The results from this study are in direct contrast to earlier immunolocalisation studies using antisera against AGPase which suggested that there was an extraplastidiary isoform of AGPase in tomato fruit (Chen et al., 1998), but not in maize endosperm (Miller and Chourey, 1995; Brangeon et al., 1997). However, it is possible that the immunogold-labelling patterns seen in these studies do not accurately reflect the in vivo situation. Further studies by Beckles and Smith (2001) indicated that this is indeed probably the case since the proportion of the total activity of AGPase that was confined to the plastid was similar to that of the total activity of enzymes known to be confined to the plastid. When samples of plastid and total homogenate fractions were subjected to immunoblotting with an antisera raised against AGPase, most or all of the protein detected was plastidial.

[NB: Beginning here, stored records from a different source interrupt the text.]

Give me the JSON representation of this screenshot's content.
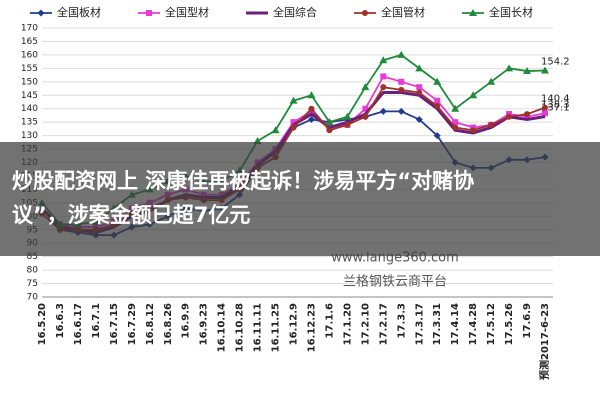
{
  "chart_data": {
    "type": "line",
    "categories": [
      "16.5.20",
      "16.6.3",
      "16.6.17",
      "16.7.1",
      "16.7.15",
      "16.7.29",
      "16.8.12",
      "16.8.26",
      "16.9.9",
      "16.9.23",
      "16.10.14",
      "16.10.28",
      "16.11.11",
      "16.11.25",
      "16.12.9",
      "16.12.23",
      "17.1.6",
      "17.1.20",
      "17.2.10",
      "17.2.17",
      "17.3.3",
      "17.3.17",
      "17.3.31",
      "17.4.14",
      "17.4.28",
      "17.5.12",
      "17.5.26",
      "17.6.9",
      "预测2017-6-23"
    ],
    "series": [
      {
        "name": "全国板材",
        "color": "#1f3d8f",
        "marker": "diamond",
        "end_label": false,
        "values": [
          103,
          95,
          94,
          93,
          93,
          96,
          97,
          100,
          103,
          102,
          103,
          108,
          118,
          122,
          133,
          136,
          135,
          136,
          137,
          139,
          139,
          136,
          130,
          120,
          118,
          118,
          121,
          121,
          122
        ]
      },
      {
        "name": "全国型材",
        "color": "#e83ad8",
        "marker": "square",
        "end_label": true,
        "values": [
          102,
          97,
          96,
          96,
          98,
          103,
          105,
          108,
          110,
          108,
          108,
          112,
          120,
          125,
          135,
          139,
          133,
          134,
          140,
          152,
          150,
          148,
          143,
          135,
          133,
          134,
          138,
          137,
          138.3
        ]
      },
      {
        "name": "全国综合",
        "color": "#6a1f7a",
        "marker": "none",
        "end_label": true,
        "values": [
          103,
          96,
          95,
          94,
          96,
          100,
          102,
          106,
          108,
          107,
          107,
          111,
          119,
          124,
          134,
          138,
          133,
          135,
          138,
          146,
          146,
          145,
          140,
          132,
          131,
          133,
          137,
          136,
          137.1
        ]
      },
      {
        "name": "全国管材",
        "color": "#a0302a",
        "marker": "circle",
        "end_label": true,
        "values": [
          101,
          95,
          95,
          95,
          97,
          101,
          103,
          106,
          107,
          106,
          106,
          110,
          118,
          122,
          133,
          140,
          132,
          134,
          137,
          148,
          147,
          146,
          141,
          133,
          132,
          134,
          137,
          138,
          140.4
        ]
      },
      {
        "name": "全国长材",
        "color": "#1f8a3a",
        "marker": "triangle",
        "end_label": true,
        "values": [
          105,
          97,
          97,
          98,
          103,
          108,
          110,
          113,
          115,
          113,
          113,
          117,
          128,
          132,
          143,
          145,
          135,
          137,
          148,
          158,
          160,
          155,
          150,
          140,
          145,
          150,
          155,
          154,
          154.2
        ]
      }
    ],
    "ylim": [
      70,
      170
    ],
    "yticks": [
      70,
      75,
      80,
      85,
      90,
      95,
      100,
      105,
      110,
      115,
      120,
      125,
      130,
      135,
      140,
      145,
      150,
      155,
      160,
      165,
      170
    ],
    "grid": true,
    "watermark": [
      "www.lange360.com",
      "兰格钢铁云商平台"
    ],
    "banner": [
      "炒股配资网上 深康佳再被起诉！涉易平方“对赌协",
      "议”，涉案金额已超7亿元"
    ]
  }
}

The utilisation of UDPglucose as a substrate for starch synthesis has not been discussed here as it is unlikely to be a major route of starch synthesis in plants for several reasons. Firstly, unlike certain glycogen synthases that can efficiently utilise UDPglucose as a substrate, plant starch synthases are either specific for ADPglucose, or have affinities for this nucleoside that are far in excess of those for UDPglucose (Smith, 1990). Furthermore, since UGPase appears to be absent from the plastid (Entwistle and ap Rees, 1988) there is no route other than through starch synthases by which UDPglucose can support starch synthesis. Secondly, as described above the reduction of ADPglucose production by decreasing the AGPase activity in a wide range of species by approaches of mutagenesis or transgenesis reduces starch accumulation (Tsuai and Nelson 1966; Lin et al., 1988a, 1988b; Smith et al., 1989; Müller-Rober et al., 1992). Additionally, as described above genetic manipulation of SuSy which produces UDPglucose had no effect on starch synthesis.